Acho que a giria em BA para na minha é _ganar. Levantar _tem uma significação de _consumação, _mas _ganar _indica o ponto onde ainda o _levante _não acontenceu, mais a pessoa poder estar certa que vai acontecer. _Me gané una minita_ é uma giria muito comum em BA. Ganar tem muitas significações, mas, acho que nesta giria, _conquistar e captar la voluntad de alguien _são as mais importantes (http://buscon.rae.es/draeI/SrvltConsulta?TIPO_BUS=3&LEMA=ganar)


----------



## okporip

Fer BA said:


> Okporip:
> 
> Acho que a giria em BA para na minha é _ganar. Levantar _tem uma significação de _consumação, _mas _ganar _indica o ponto onde ainda o _levante _não acontenceu, mais a pessoa poder estar certa que vai acontecer. _Me gané una minita_ é uma giria muito comum em BA. Ganar tem muitas significações, mas, acho que nesta giria, _conquistar e captar la voluntad de alguien _são as mais importantes (http://buscon.rae.es/draeI/SrvltConsulta?TIPO_BUS=3&LEMA=ganar)

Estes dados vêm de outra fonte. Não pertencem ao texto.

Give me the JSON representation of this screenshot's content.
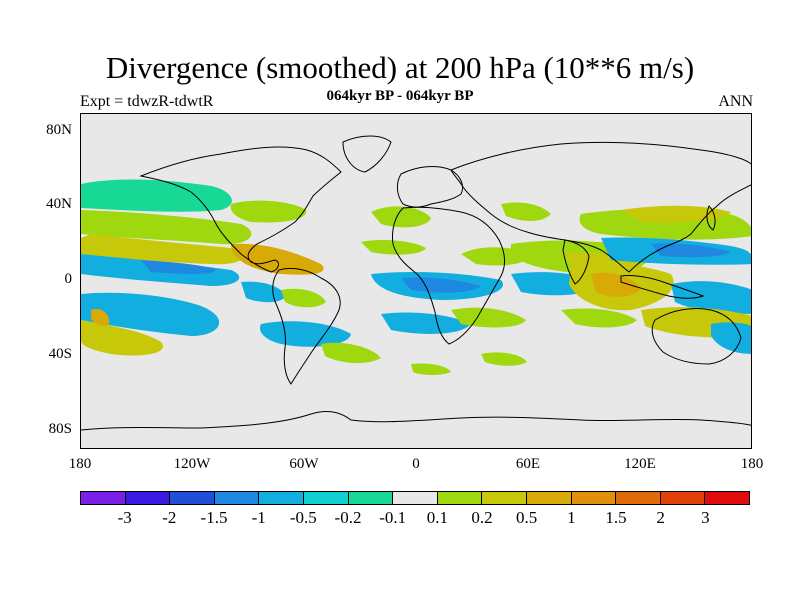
{
  "figure": {
    "title": "Divergence (smoothed) at 200 hPa (10**6 m/s)",
    "subtitle": "064kyr BP - 064kyr BP",
    "left_label": "Expt = tdwzR-tdwtR",
    "right_label": "ANN"
  },
  "map": {
    "projection": "cylindrical-equidistant",
    "lon_range": [
      -180,
      180
    ],
    "lat_range": [
      -90,
      90
    ],
    "background_color": "#e8e8e8",
    "coastline_color": "#000000",
    "lat_ticks": [
      "80N",
      "40N",
      "0",
      "40S",
      "80S"
    ],
    "lon_ticks": [
      "180",
      "120W",
      "60W",
      "0",
      "60E",
      "120E",
      "180"
    ]
  },
  "colorbar": {
    "colors": [
      "#7a1fe6",
      "#3a1ae0",
      "#1f4fd8",
      "#1f88e0",
      "#12aee0",
      "#10cfd0",
      "#18d895",
      "#e8e8e8",
      "#9fd80e",
      "#c8c80a",
      "#d8aa08",
      "#e0900a",
      "#e06a0a",
      "#e0400a",
      "#e00c0c"
    ],
    "labels": [
      "-3",
      "-2",
      "-1.5",
      "-1",
      "-0.5",
      "-0.2",
      "-0.1",
      "0.1",
      "0.2",
      "0.5",
      "1",
      "1.5",
      "2",
      "3"
    ]
  }
}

Considerando a contribuição do Fer (a quem agradeço por "abrir meus olhos" para o caráter unissex do "levante"), acho, então, que poderíamos arriscar algo como _será que te gané (te he ganado). _Mas vejam bem: não é que "na minha é_ ganar_"; até onde entendo, se alguém "(es)tá na minha", é porque "_yo le __gané_" (_conquisté y capté su voluntad)_.


----------